Computação Forense via agrupamento hierárquico de documentos

By Luís Filipe da Cruz Nassif, and Eduardo Raul Hruschka

To download this paper, click here.

ABSTRACT

In computer forensic analysis, hundreds of thousands of files are usually analyzed. Most of the data available in these files consists of unstructured text that are hard to be analyzed by human beings. In this context, the use of automated techniques, based on text mining, is of great relevance. In particular, clustering algorithms can help to find new, useful, and potentially actionable knowledge from text files. This work presents an approach that applies document clustering algorithms to forensic analysis of computers seized in police investigations.

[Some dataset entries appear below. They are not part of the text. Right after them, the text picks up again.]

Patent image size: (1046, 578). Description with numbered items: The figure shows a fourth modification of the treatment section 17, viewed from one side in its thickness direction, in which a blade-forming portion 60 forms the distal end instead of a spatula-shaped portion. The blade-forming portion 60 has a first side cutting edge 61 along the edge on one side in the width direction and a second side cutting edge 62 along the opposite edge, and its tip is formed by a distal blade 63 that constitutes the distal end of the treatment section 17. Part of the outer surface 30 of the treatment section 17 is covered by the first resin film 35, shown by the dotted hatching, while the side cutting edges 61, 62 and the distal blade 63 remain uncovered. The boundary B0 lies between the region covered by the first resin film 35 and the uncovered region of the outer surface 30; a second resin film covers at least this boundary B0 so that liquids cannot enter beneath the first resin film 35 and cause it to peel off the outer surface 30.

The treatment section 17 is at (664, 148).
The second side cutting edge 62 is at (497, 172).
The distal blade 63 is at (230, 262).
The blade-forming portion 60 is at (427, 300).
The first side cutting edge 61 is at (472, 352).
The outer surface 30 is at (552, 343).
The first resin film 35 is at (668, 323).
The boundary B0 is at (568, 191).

It was carried out a comparative study of three hierarchical clustering algorithms - Single Link, Complete Link and Average Link - when applied to five textual databases derived from real cases. In addition, it was used the Silhouette relative validity index for automatically estimating the number of groups. To the best of our knowledge, studies of this nature, especially considering the use of hierarchical algorithms and the automatic estimation of the number of clusters, have not been reported in the literature about computer forensics. This study can thus serve as a starting point for researchers interested in developing further research in this particular application domain. In brief, the experiments performed show that the algorithm Average Link provided the best performances. This study also presents and discusses several practical results for both researchers and practitioners of computer forensic analysis.

KEYWORDS

Computer Forensics; data clustering; text mining.